Stripping down a menu isn’t hard to do. The hardest part is convincing yourself it’s a good idea when you believe that more=better. Simply take your sales mix report, and eliminate most the items on the bottom half of your report that aren’t selling as much. Within the top half, keep all your top sellers, then make a list of what kitchen station those items are prepared in, saute, grill, fry, cold, etc. Use your top sellers, and a selection of the rest of the items you haven’t already eliminated to create a menu that balances your menu between each of your production stations. When you finish, I would suggest having NO MORE than 20 main course dishes, including sandwiches (10-15 would be better, I would eliminate the sandwiches altogether), 4-6 starters and 2-3 salads. If you are known for your pizza, then pizza should maybe make up 2/3rds of your main course selections. 6 sizes of pizzza is ridiculous though. Any more than 3 is complicating things unnecessarily. You could even think about going to only 1 individual adult size, and 1 individual kid size. This, and eliminating the sandwiches on your menu would greatly increase your average gross profit per item sold.

Stop worrying about trying to be everything to all your customers. While you should still accomodate special requests if possible, you should make sure you are charging a special price for that accomodation, and you also shouldn’t be encouraging them. Your servers and your kitchen staff don’t like it, regardless of what they tell you. It makes their job harder. If you cut your menu down, you are more likely to gain new customers, than to lose old ones. Take this statement to heart, THERE IS NO CUSTOMER OF YOURS THAT ORDERS ALL 60-80 MENU ITEMS. They WILL NOT be dissapointed enough about losing a few options to quit dining with you, especially if they are regulars, and especially if you train your staff to explain that your reduction in choices helps you give them better food, better service, and serve more people.

Discourage the ordering of those old menu items, clean up your POS, simplify your training, and make your operation capable of serving more people during your peak times. Your employees and your pocketbook will thank you.

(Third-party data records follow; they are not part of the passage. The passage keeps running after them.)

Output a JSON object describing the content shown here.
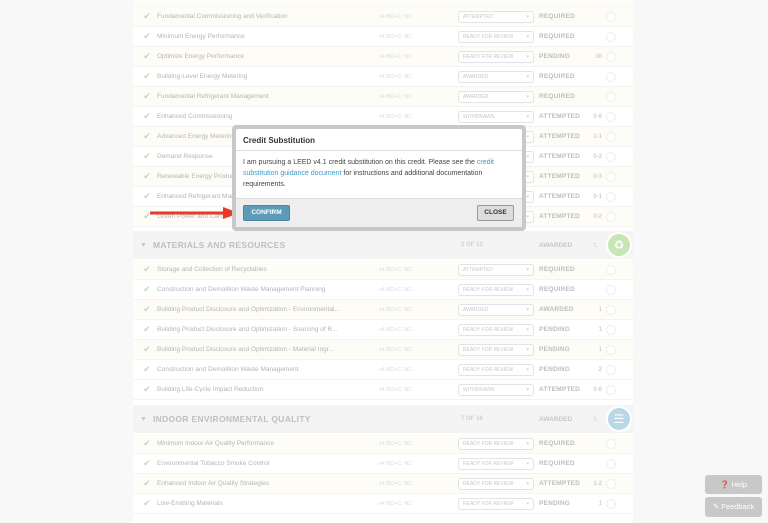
{
  "top_rows": [
    {
      "name": "Fundamental Commissioning and Verification",
      "version": "v4 BD+C: NC",
      "status": "ATTEMPTED",
      "state": "REQUIRED",
      "points": "",
      "check": true
    },
    {
      "name": "Minimum Energy Performance",
      "version": "v4 BD+C: NC",
      "status": "READY FOR REVIEW",
      "state": "REQUIRED",
      "points": "",
      "check": true
    },
    {
      "name": "Optimize Energy Performance",
      "version": "v4 BD+C: NC",
      "status": "READY FOR REVIEW",
      "state": "PENDING",
      "points": "16",
      "check": true
    },
    {
      "name": "Building-Level Energy Metering",
      "version": "v4 BD+C: NC",
      "status": "AWARDED",
      "state": "REQUIRED",
      "points": "",
      "check": true
    },
    {
      "name": "Fundamental Refrigerant Management",
      "version": "v4 BD+C: NC",
      "status": "AWARDED",
      "state": "REQUIRED",
      "points": "",
      "check": true
    },
    {
      "name": "Enhanced Commissioning",
      "version": "v4 BD+C: NC",
      "status": "WITHDRAWN",
      "state": "ATTEMPTED",
      "points": "0-6",
      "check": true
    },
    {
      "name": "Advanced Energy Metering",
      "version": "v4 BD+C: NC",
      "status": "ATTEMPTED",
      "state": "ATTEMPTED",
      "points": "1-1",
      "check": true
    },
    {
      "name": "Demand Response",
      "version": "v4 BD+C: NC",
      "status": "ATTEMPTED",
      "state": "ATTEMPTED",
      "points": "0-2",
      "check": true
    },
    {
      "name": "Renewable Energy Production",
      "version": "v4 BD+C: NC",
      "status": "ATTEMPTED",
      "state": "ATTEMPTED",
      "points": "0-3",
      "check": true
    },
    {
      "name": "Enhanced Refrigerant Management",
      "version": "v4 BD+C: NC",
      "status": "ATTEMPTED",
      "state": "ATTEMPTED",
      "points": "0-1",
      "check": true
    },
    {
      "name": "Green Power and Carbon Offsets",
      "version": "v4 BD+C: NC",
      "status": "ATTEMPTED",
      "state": "ATTEMPTED",
      "points": "0-2",
      "check": true
    }
  ],
  "sections": {
    "materials": {
      "title": "MATERIALS AND RESOURCES",
      "count": "2 OF 13",
      "award": "AWARDED",
      "points": "1",
      "color": "#9ccf7a"
    },
    "indoor": {
      "title": "INDOOR ENVIRONMENTAL QUALITY",
      "count": "7 OF 16",
      "award": "AWARDED",
      "points": "3",
      "color": "#7fb9d6"
    }
  },
  "mr_rows": [
    {
      "name": "Storage and Collection of Recyclables",
      "version": "v4 BD+C: NC",
      "status": "ATTEMPTED",
      "state": "REQUIRED",
      "points": ""
    },
    {
      "name": "Construction and Demolition Waste Management Planning",
      "version": "v4 BD+C: NC",
      "status": "READY FOR REVIEW",
      "state": "REQUIRED",
      "points": ""
    },
    {
      "name": "Building Product Disclosure and Optimization - Environmental...",
      "version": "v4 BD+C: NC",
      "status": "AWARDED",
      "state": "AWARDED",
      "points": "1"
    },
    {
      "name": "Building Product Disclosure and Optimization - Sourcing of R...",
      "version": "v4 BD+C: NC",
      "status": "READY FOR REVIEW",
      "state": "PENDING",
      "points": "1"
    },
    {
      "name": "Building Product Disclosure and Optimization - Material Ingr...",
      "version": "v4 BD+C: NC",
      "status": "READY FOR REVIEW",
      "state": "PENDING",
      "points": "1"
    },
    {
      "name": "Construction and Demolition Waste Management",
      "version": "v4 BD+C: NC",
      "status": "READY FOR REVIEW",
      "state": "PENDING",
      "points": "2"
    },
    {
      "name": "Building Life-Cycle Impact Reduction",
      "version": "v4 BD+C: NC",
      "status": "WITHDRAWN",
      "state": "ATTEMPTED",
      "points": "0-6"
    }
  ],
  "eq_rows": [
    {
      "name": "Minimum Indoor Air Quality Performance",
      "version": "v4 BD+C: NC",
      "status": "READY FOR REVIEW",
      "state": "REQUIRED",
      "points": ""
    },
    {
      "name": "Environmental Tobacco Smoke Control",
      "version": "v4 BD+C: NC",
      "status": "READY FOR REVIEW",
      "state": "REQUIRED",
      "points": ""
    },
    {
      "name": "Enhanced Indoor Air Quality Strategies",
      "version": "v4 BD+C: NC",
      "status": "READY FOR REVIEW",
      "state": "ATTEMPTED",
      "points": "1-2"
    },
    {
      "name": "Low-Emitting Materials",
      "version": "v4 BD+C: NC",
      "status": "READY FOR REVIEW",
      "state": "PENDING",
      "points": "1"
    }
  ],
  "modal": {
    "title": "Credit Substitution",
    "body_before": "I am pursuing a LEED v4.1 credit substitution on this credit. Please see the ",
    "link_text": "credit substitution guidance document",
    "body_after": " for instructions and additional documentation requirements.",
    "confirm_label": "CONFIRM",
    "close_label": "CLOSE"
  },
  "help_label": "Help",
  "feedback_label": "Feedback",
  "colors": {
    "accent_blue": "#5d9cb8",
    "arrow_red": "#e8392a",
    "link": "#3b9bc8"
  }
}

In a chain restaurant, will a unit that has skewed product sales towards higher food cost menu items have a higher food cost?

Yes, more sales of higher food cost items will yield a higher overall food cost. That doesn’t mean that it’s a bad thing though. A low food cost isn’t what makes you profitable. A high gross profit is, meaning that making $4 gross profit on a $7 sales is better than making $3 gross profit on a $4 sale, even though the food cost for the first instance is higher (43%) than the second instance (25%). No matter the food cost, making $4 is better than making $3. The only exception would be if that $7 item resulted in significantly higher expenses or labor that ate up that extra $1 in gross profit, which isn’t likely.

You CAN’T use food cost percentage as a factor in pricing out your menu, or deciding what items you’d like to sell. Food cost percentages are a management tool, not a pricing or strategic tool. You want a product sales mix that yields you the most gross profit, despite the food cost.

What food cost percentages ARE important for, are to help give you a first line of defense in stopping theft and waste, but to go along with your actual food costs, you have to have ideal food costs to compare them too. If you don’t figure what your food costs SHOULD have been, you have no idea if a high food cost is bad because of theft or waste, or good because your sales mix has changed to higher cost, higher gross profit menu items. High food costs alone don’t mean there is a a problem. They could mean just the opposite. Start a system for figuring ideal food costs, so you can compare your actuals to them to know if there is really a problem, or if your product sales mix has changed.